Irish students Olivia Burke, Eoghan Culligan, Lorcán Miller, Nick Schuster and Eimear Walsh, all aged 21, and Ms Burke’s cousin Ashley Donohoe (22), from California, died when the fourth-floor balcony they were standing on collapsed on June 16th, 2015.
Another seven Irish students; Aoife Beary, Clodagh Cogley, Seán Fahey, Conor Flynn, Jack Halpin, Niall Murray and Hannah Waters, suffered catastrophic injuries in the incident.
The California Building Standards Commission (CBSC) voted late on Friday to approve emergency regulations enhancing building standards for the construction of “exterior elevated elements”, which are balcony-like structures.
The new regulations come into effect immediately and will govern exterior balconies and walkways going forward.
In a statement, the commission said the regulations would impact the construction of balconies, exterior stairs and walkways for residential occupancies, hotels, motels, apartment buildings, state-owned buildings and public schools.

In April 2016, a working group was set up to assess the safety of balconies in the state of California. As part of its work, the group obtained statistics from Berkeley on “the pervasiveness” of issues relating to balconies.
In notes for the emergency regulations, the commission says more than 800 balcony-like structures in the city are in need of repair.
“Of a total of more than 6,000 properties identified as possible candidates for having exterior elevated elements, greater than 800 had a need for repair, when the enclosed assemblies were inspected,” it says.
“This provides convincing data about the magnitude of hidden conditions that may exist in exterior elevated elements, and which may be subject to potential for failure. It is imperative that new standards address the prevention of this potential.”
Executive director of the commission Mia Marvelli said in the wake of the “tragic collapse of a balcony that killed and severely injured several people in Berkeley in the summer of 2015, the California Building Standards Commission has voted to approve emergency regulations to enhance building standards for the construction of exterior elevated elements”.
“California’s building codes serve to safeguard the health, safety, and welfare of the public - the code’s very essence is the protection of life and property from hazards. We are hopeful that today’s action can bring some small solace to the families and friends of the victims of this terrible tragedy.”
The commission said “immediate action” is warranted to help prevent potential failures such as these. The regulations will provide a model that will “help mitigate future problems” and are described as “essential and critical for public health and safety”.
“The nature of the issue surrounding the type of failure demonstrated by the Library Gardens tragedy is that causation factors do not always have precedent indicators; they are not always identifiable,” says the commission.
“Thus, it is prudent to address new construction (which may include additions and renovations to existing buildings) with safeguards that will provide higher performance and assurance levels.
“It is also prudent to address existing buildings, which may have conditions now that could lead to potential for failure.”


----------



## Mark K (Jan 29, 2017)

My sense is that of the 800 plus balconies few of the repairs were to balconies where there was a real risk to life.  This makes sense when you realize how infrequent such balcony collapses are.  In most cases where there is a problem the owner sees signs of water damage and repairs the problem before anybody gets hurt.
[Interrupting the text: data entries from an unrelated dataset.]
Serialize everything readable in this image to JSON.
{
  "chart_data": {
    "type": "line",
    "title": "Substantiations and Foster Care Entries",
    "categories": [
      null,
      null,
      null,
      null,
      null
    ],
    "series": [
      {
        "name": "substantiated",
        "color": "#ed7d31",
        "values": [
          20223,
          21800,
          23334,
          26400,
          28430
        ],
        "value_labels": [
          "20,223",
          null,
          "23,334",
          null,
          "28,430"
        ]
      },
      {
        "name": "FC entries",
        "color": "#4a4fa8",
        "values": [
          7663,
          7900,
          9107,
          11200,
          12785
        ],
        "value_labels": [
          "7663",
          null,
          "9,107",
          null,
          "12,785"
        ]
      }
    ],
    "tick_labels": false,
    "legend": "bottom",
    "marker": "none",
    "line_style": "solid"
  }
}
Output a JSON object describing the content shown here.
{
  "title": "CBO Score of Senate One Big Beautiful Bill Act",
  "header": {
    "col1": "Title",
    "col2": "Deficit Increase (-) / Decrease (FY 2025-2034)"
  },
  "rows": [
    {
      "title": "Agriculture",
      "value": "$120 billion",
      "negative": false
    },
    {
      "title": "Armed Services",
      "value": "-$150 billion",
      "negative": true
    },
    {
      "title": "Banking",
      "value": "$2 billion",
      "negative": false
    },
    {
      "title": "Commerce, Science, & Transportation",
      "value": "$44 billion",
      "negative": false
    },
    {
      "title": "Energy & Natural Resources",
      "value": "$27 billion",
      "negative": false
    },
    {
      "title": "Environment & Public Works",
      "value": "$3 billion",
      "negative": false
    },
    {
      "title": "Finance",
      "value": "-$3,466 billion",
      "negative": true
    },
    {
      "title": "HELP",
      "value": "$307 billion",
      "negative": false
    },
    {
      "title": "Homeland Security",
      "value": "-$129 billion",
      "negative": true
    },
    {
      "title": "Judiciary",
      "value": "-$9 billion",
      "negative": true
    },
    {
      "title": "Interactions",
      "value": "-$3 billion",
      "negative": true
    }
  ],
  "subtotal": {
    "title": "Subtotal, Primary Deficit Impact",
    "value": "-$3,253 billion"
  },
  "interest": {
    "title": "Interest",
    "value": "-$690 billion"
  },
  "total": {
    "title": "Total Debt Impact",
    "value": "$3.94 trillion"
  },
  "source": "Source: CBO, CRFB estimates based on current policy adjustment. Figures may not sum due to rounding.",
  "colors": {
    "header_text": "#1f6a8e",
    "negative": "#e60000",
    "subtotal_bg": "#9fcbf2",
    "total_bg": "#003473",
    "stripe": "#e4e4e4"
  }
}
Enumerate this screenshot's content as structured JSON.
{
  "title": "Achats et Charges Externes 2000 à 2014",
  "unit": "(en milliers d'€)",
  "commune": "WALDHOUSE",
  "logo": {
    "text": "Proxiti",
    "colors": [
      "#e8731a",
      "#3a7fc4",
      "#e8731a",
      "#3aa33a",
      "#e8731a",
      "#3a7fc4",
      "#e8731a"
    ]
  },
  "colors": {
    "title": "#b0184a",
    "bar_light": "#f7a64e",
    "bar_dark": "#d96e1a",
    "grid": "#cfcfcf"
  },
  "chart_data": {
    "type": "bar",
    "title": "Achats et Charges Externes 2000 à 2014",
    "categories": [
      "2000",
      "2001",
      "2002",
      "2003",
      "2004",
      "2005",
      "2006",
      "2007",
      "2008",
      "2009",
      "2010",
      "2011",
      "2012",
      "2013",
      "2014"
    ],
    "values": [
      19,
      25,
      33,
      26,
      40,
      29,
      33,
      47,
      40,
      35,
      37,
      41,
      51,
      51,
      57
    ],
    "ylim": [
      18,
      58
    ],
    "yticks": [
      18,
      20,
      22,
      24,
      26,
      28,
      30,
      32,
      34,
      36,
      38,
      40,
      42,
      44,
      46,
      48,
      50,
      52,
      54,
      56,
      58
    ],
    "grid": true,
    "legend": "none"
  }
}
An interesting aspect of California building regulations is that the new requirements apply to residential occupancies and certain buildings regulated by state agencies but likely do not apply to balconies installed in office or commercial buildings even if the construction details were the same..

It is very myopic to focus on the balconies when there is a major problem with water damage in new buildings.  The balconies are just a narrow sliver of this larger problem. 

The entities that should have the most liability are  the original developer, who chose the designers and the contractor, and the building owner and property manager at the time of the collapse.   I has been reported that there were significant signs of water damage prior to the collapse.  If the building owner and manager had paid attention to these reports and repaired the damage there would have been no loss of life.


----------



## cda (Feb 13, 2017)

Another collapse and lawsuit:::


http://fox2now.com/2014/02/22/collapse-at-mu-apartment-complex/



http://www.stltoday.com/news/local/...cle_8f219a6e-1533-5bc6-9ea8-57a532d006a4.html


----------



## mark handler (Feb 23, 2017)

2018 IBC and IEBC balcony code changes adopted in California.
The California Building Standards Commission has voted to approve emergency regulations enhancing the California Building Code balcony and walking surface construction requirements. The new provisions went into effect on Jan. 30 and apply to multi-family residential, hotels, motels, state-owned buildings and public schools in California. The new regulations create consistency with ASCE-7 design loads, and require additional ventilation, detailing, and inspection for exterior balconies and elevated walkways exposed to the weather.
http://go.iccsafe.org/e/25182/s-BSC-Bulletin-17-01-FINAL-pdf/c4yzds/1166191217


----------



## mark handler (Jan 18, 2019)

BUILDING STANDARDS COMMISSION (BSC) EF 01-17
EMERGENCY EXPRESS TERMS
PART 2, CHAPTER 1, DIVISION II SCOPE AND ADMINISTRATION
[Note that the first two proposed sections have counterparts proposed within Part 10.]
…
107.2.7 Exterior balcony and elevated walking surfaces. [BSC] Where balcony or other elevated walking surfaces are exposed to water from direct or blowing rain, snow, or irrigation, and the structural framing is protected by an impervious moisture barrier, the construction documents shall include details for all elements of the impervious moisture barrier system. The construction documents shall include manufacturer’s installation instructions.
…
110.3.8.1 Weather exposed balcony and walking surface waterproofing. [BSC] Where balcony or other elevated walking surfaces are exposed to water from direct or blowing rain, snow, or irrigation, and the structural framing is protected by an impervious moisture barrier, all elements of the impervious moisture barrier system shall not be concealed until inspected and approved.
Exception: Where special inspections are provided in accordance with Section 1705.1.1, Item 3.
Notation:
Authority – Health and Safety Code Section 18934.5.
Reference - Health and Safety Code Sections 18928, 18930, 18934.5, 18934.8. Government Code Section 11346.1.


----------



## ADAguy (Jan 22, 2019)

Good stuff MH, keep it coming.


----------